Fight of the Night: Daley/Smith, for as long as it lasts.
Hype Quote of the Show: “Even some of my closest friends, when I told them who I was fighting, they were like ‘oh Maia, oooohhh,’…it kinda pisses me off, and what a lot of people don’t know is that I asked for this fight.” -- Grove, on making life harder on himself, to UFC.com.
Can ‘The Ultimate Fighter’ still create stars?
The first season of Spike’s “Ultimate Fighter” was initially seen as a free pass into UFC contention. “Regular” fighters had to come up the hard way, while the reality stars got there faster; winners weren’t celebrated so much as resented.
If the show was planned as stunt work, it worked better than anyone could’ve expected: Forrest Griffin, Chris Leben, Josh Koscheck and others went on to become champions or contenders. But in its 12th season, the show might finally be arriving full circle -- as a vehicle for primetime programming over actual recruiting. Recent winner Efrain Escudero was cut; Ross Pearson had a good run interrupted by Cole Miller; and no contestant since season three winner Michael Bisping has approached a level that impacts box office revenue. The winner of Saturday’s Michael Johnson/Jonathan Brookins bout might discover that they haven’t necessarily earned relevance -- just the chance at it.
Can Matt Lindland still create problems?
It was only a few years ago that some observers lobbied the conspiracy theory that UFC brass were so nervous smothering wrestler Matt Lindland would beat marketable Rich Franklin that they found a reason to oust him from the promotion. Lindland reportedly wore a sponsor shirt that was not allowed, and was subsequently fired. Truth to the explanation? Who knows
The 40-year-old has struggled since, dropping fights to Vitor Belfort and Ronaldo "Jacare" Souza. Beating Robbie Lawler Saturday might reintroduce the idea that Lindland is no particular picnic for anyone he fights.
Is Daley the new go-to villain?
The moment he struck Josh Koscheck after the bell during a May UFC event, Daley became the poster child for impropriety. (He was fired the same night.)
Fans have good memories: when Sean Sherk was alleged to have tested positive for banned substances, he returned to boos. Whether Daley plays that up or tries to be contrite is something the audience might wind up helping him decide.

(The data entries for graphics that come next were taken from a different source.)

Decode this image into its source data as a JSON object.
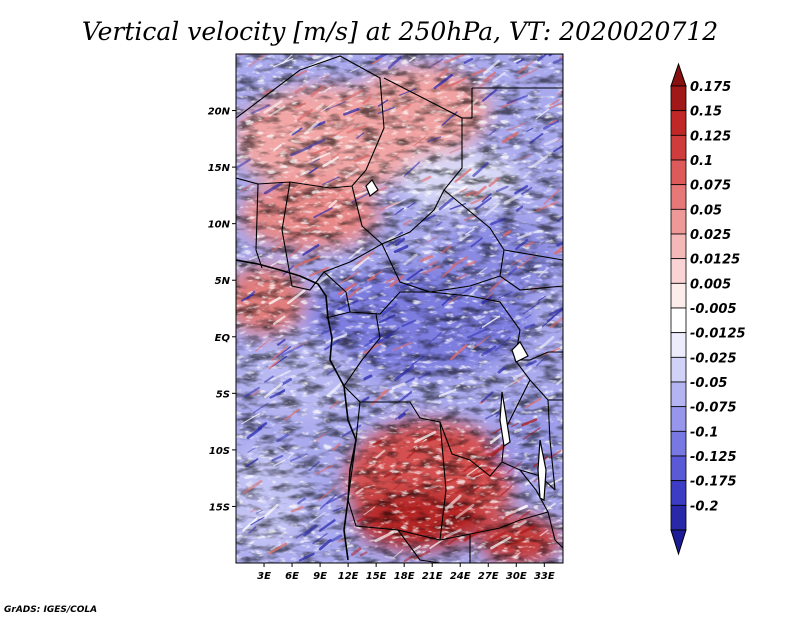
{
  "title": "Vertical velocity [m/s] at 250hPa, VT: 2020020712",
  "credit": "GrADS: IGES/COLA",
  "map": {
    "lon_range": [
      0,
      35
    ],
    "lat_range": [
      -20,
      25
    ],
    "lon_ticks": [
      {
        "value": 3,
        "label": "3E"
      },
      {
        "value": 6,
        "label": "6E"
      },
      {
        "value": 9,
        "label": "9E"
      },
      {
        "value": 12,
        "label": "12E"
      },
      {
        "value": 15,
        "label": "15E"
      },
      {
        "value": 18,
        "label": "18E"
      },
      {
        "value": 21,
        "label": "21E"
      },
      {
        "value": 24,
        "label": "24E"
      },
      {
        "value": 27,
        "label": "27E"
      },
      {
        "value": 30,
        "label": "30E"
      },
      {
        "value": 33,
        "label": "33E"
      }
    ],
    "lat_ticks": [
      {
        "value": 20,
        "label": "20N"
      },
      {
        "value": 15,
        "label": "15N"
      },
      {
        "value": 10,
        "label": "10N"
      },
      {
        "value": 5,
        "label": "5N"
      },
      {
        "value": 0,
        "label": "EQ"
      },
      {
        "value": -5,
        "label": "5S"
      },
      {
        "value": -10,
        "label": "10S"
      },
      {
        "value": -15,
        "label": "15S"
      }
    ]
  },
  "colorbar": {
    "levels": [
      {
        "label": "0.175",
        "color": "#a01818"
      },
      {
        "label": "0.15",
        "color": "#c02828"
      },
      {
        "label": "0.125",
        "color": "#d03c3c"
      },
      {
        "label": "0.1",
        "color": "#dc5a5a"
      },
      {
        "label": "0.075",
        "color": "#e67878"
      },
      {
        "label": "0.05",
        "color": "#ee9898"
      },
      {
        "label": "0.025",
        "color": "#f5b8b8"
      },
      {
        "label": "0.0125",
        "color": "#fad4d4"
      },
      {
        "label": "0.005",
        "color": "#fdecec"
      },
      {
        "label": "-0.005",
        "color": "#ffffff"
      },
      {
        "label": "-0.0125",
        "color": "#ececfc"
      },
      {
        "label": "-0.025",
        "color": "#d2d2f8"
      },
      {
        "label": "-0.05",
        "color": "#b4b4f2"
      },
      {
        "label": "-0.075",
        "color": "#9696ec"
      },
      {
        "label": "-0.1",
        "color": "#7878e2"
      },
      {
        "label": "-0.125",
        "color": "#5a5ad6"
      },
      {
        "label": "-0.175",
        "color": "#3c3cc4"
      },
      {
        "label": "-0.2",
        "color": "#2828a8"
      }
    ],
    "top_color": "#881010",
    "bottom_color": "#1c1c98"
  },
  "field_colors": {
    "sink": "#2c2cb0",
    "rise": "#b01c1c"
  }
}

Think you can get a handle on Saturday’s Strikeforce rematch between Sobral and Henderson by watching their February 2000 fight? Forget it: so much time has passed that the footage is irrelevant. An overweight Sobral scored with leg kicks and even took Henderson down. But under Rings rules, no one was able to strike to the head on the ground. With both men exhausted from prior fights the same night, it’s not much more help than camcorder footage from a tough sparring session.
The only thing unlikely to change is Henderson’s ability to muscle Sobral around in the clinch: he hasn’t gotten any less dangerous there or elsewhere, while Sobral has had a hot-and-cold career in the years since. A second win over Sobral is not going to be one of the more notable marks on Henderson’s resume, but following a loss to Jake Shields in the spring, it’s a fair test of what the 40-year-old former Pride champion has left.

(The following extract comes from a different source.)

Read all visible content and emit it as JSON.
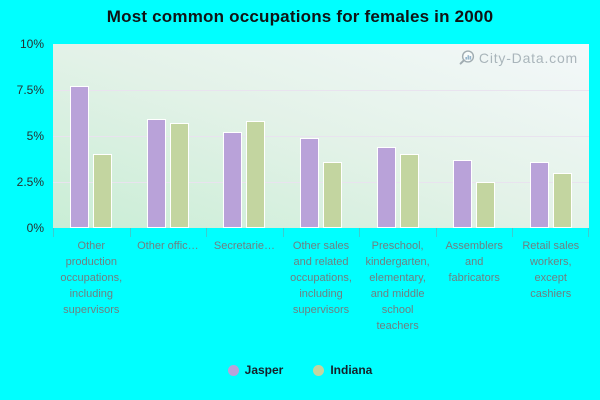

At Stake: A possible title shot against Rafael "Feijao" Cavalcante; for Henderson, enough juice for a higher-profile fight against Fedor Emelianenko.
Wild Card: Were Henderson’s problems against Shields attributable to a hard weight cut -- as he claims -- or simply a war-torn body finally showing its age?
Who Wins: Henderson tends to struggle more as a light-heavyweight, but Sobral probably isn’t looking at many chances to win outside of a submission during a scramble. The Big Right Hand, the pace, and the clinch work are all still enough to put away just about anybody in the sport. Henderson by decision.